Muitas vezes o problema de Felipão é achar que o mundo é um grande Gre-Nal, que quem não é Grêmio, como ele, é Inter, ou seja, é contra. O que não é verdade. Escolado nisso, ele usa tudo como truques para buscar a vitória, motivar jogadores. Pode não ser certo, mas é válido.

Considero Felipão um grande treinador de futebol. É meio esquentado, usa métodos como os do Mestre Oswaldo Brandão, só que sem a mesma maestria. Mas é um sujeito franco, direto, o que é de se admirar atualmente. Acho até que tem razão em algumas coisas quando critica a minha área de atuação. Como, por exemplo, a insistência de alguns em dizer o quanto ele ganha. Isso é uma velha mania de alguns setores da imprensa. Cada um ganha o que ganha, é coisa pessoal. Técnico não é funcionário público e torcedor não é fiscal da receita. Nem jornalista é. Mas tem gente que acha genial a pauta de mostrar quanto ganham técnicos e jogadores. Eu acho sem graça e sem propósito.

No caso do Palmeiras, um clube que passa por um processo político quente e por uma tentativa de reestruturação do futebol, Felipão é mais que técnico, é bombeiro. Tem que ser meio dirigente numa casa onde não se sabe ao certo quem manda de verdade. Daí chegam os estouros. Acho que ele não deveria estourar quando perguntam sobre Valdívia, porque é um direito dos palmeirenses saber o que passa com o principal jogador de criatividade do time atualmente.

Enfim, tudo tem seus motivos. A mídia erra e acerta. Entrevistadores e entrevistados não precisam mesmo ser amigos. Isso, inclusive, atrapalha. Mas podem e devem se respeitar. Nesse aspecto, foi brilhante a atuação do companheiro Luiz Ademar, presidente da Associação dos Cronistas Esportivos do Estado de São Paulo, que foi conversar com Felipão, em alto nível, como deve ser.

Todos têm muito crédito para superar o que aconteceu. Felipão sabe que a grande maioria da mídia esportiva é formada por gente séria e trabalhadora. O que todos nós sabemos que Felipão é. E todos sabem que há uma instituição por trás de ambos, uma instituição gloriosa que merece todo o respeito, que é o Palmeiras. Quando Felipão se exalta com alguém, é o técnico do Palmeiras, é a imagem do clube que está ali, também a de seus patrocinadores.
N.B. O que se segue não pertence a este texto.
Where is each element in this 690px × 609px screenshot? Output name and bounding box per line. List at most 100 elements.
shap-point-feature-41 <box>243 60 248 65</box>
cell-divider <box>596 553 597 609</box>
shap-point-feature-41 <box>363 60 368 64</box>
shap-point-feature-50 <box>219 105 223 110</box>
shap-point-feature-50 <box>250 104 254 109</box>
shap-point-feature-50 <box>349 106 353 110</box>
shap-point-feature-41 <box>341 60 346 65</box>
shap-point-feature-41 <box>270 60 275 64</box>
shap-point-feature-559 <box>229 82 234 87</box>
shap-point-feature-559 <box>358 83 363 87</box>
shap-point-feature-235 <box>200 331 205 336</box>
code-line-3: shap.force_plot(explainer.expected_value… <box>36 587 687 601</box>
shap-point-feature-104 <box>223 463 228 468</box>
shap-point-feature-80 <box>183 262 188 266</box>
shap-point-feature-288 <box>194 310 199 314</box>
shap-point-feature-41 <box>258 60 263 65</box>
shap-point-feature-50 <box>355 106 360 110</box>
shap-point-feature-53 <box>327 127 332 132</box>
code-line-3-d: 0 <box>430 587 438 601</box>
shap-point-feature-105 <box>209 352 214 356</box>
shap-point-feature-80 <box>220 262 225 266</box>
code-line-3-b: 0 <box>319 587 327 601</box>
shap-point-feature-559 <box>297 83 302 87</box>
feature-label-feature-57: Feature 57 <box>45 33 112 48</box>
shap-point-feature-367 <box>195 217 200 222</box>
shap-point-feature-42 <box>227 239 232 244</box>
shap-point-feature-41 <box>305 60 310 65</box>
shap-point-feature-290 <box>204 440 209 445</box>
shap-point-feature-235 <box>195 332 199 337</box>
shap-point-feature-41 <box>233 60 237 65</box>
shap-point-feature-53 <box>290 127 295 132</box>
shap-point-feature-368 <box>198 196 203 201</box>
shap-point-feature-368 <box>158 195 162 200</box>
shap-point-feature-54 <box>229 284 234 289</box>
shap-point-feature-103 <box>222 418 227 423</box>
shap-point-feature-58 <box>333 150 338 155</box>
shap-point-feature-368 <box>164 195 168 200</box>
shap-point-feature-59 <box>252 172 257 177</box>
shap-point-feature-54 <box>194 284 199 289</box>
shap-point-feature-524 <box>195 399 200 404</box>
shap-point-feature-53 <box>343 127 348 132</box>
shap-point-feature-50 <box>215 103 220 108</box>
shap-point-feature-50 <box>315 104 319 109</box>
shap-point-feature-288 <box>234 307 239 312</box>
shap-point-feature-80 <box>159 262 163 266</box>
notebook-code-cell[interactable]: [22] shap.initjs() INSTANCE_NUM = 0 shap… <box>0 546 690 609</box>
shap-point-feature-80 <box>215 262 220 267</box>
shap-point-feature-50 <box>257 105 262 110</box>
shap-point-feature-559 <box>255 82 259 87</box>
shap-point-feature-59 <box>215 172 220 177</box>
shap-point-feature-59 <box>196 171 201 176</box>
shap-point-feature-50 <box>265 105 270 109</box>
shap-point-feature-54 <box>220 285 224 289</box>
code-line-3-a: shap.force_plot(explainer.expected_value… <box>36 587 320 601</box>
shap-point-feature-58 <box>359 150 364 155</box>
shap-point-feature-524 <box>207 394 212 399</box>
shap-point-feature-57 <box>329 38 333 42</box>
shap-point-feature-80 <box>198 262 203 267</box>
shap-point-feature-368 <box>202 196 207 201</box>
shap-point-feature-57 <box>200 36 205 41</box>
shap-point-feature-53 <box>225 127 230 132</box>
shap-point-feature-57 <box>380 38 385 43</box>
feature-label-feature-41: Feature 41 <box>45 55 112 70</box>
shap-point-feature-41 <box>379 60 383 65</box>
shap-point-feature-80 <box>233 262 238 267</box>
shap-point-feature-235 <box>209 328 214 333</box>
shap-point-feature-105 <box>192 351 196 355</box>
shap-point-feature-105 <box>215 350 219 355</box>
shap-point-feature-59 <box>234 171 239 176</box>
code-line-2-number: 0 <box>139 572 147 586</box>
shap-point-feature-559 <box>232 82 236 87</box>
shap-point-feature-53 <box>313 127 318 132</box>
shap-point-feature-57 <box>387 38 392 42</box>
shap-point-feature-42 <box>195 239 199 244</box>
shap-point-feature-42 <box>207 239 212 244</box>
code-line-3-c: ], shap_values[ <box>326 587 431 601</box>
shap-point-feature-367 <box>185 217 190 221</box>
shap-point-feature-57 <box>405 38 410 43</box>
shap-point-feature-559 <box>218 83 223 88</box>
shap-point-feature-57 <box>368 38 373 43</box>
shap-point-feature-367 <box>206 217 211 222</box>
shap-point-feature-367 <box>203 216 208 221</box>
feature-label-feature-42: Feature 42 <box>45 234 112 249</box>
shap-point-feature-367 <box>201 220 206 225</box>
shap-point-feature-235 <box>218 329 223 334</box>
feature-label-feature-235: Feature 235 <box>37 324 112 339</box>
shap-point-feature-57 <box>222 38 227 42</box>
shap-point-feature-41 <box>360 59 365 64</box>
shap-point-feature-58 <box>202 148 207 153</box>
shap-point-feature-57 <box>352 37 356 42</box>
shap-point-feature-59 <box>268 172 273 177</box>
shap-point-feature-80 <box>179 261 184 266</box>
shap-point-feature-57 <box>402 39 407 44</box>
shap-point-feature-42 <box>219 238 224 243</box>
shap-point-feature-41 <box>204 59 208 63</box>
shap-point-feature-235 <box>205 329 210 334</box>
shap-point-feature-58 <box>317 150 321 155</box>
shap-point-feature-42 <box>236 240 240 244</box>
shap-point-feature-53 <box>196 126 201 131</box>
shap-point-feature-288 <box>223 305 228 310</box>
E quando Felipão fica chateado quando falam de seu salário, ele sabe que vive agora em um País perigoso, cheio de assaltos e de gente que pesquisa salários de famosos atrás de objetivos nada lícitos. De novo: se ele ganha isso é porque merece e fez muito para chegar lá. E está levando o Palmeiras adiante, com ótimas chances de ganhar a sul-americana.

Em breve acho que todos conviverão em paz. Um bom churrasco resolve tudo. E Felipão é um ótimo contador de histórias quando está relaxado.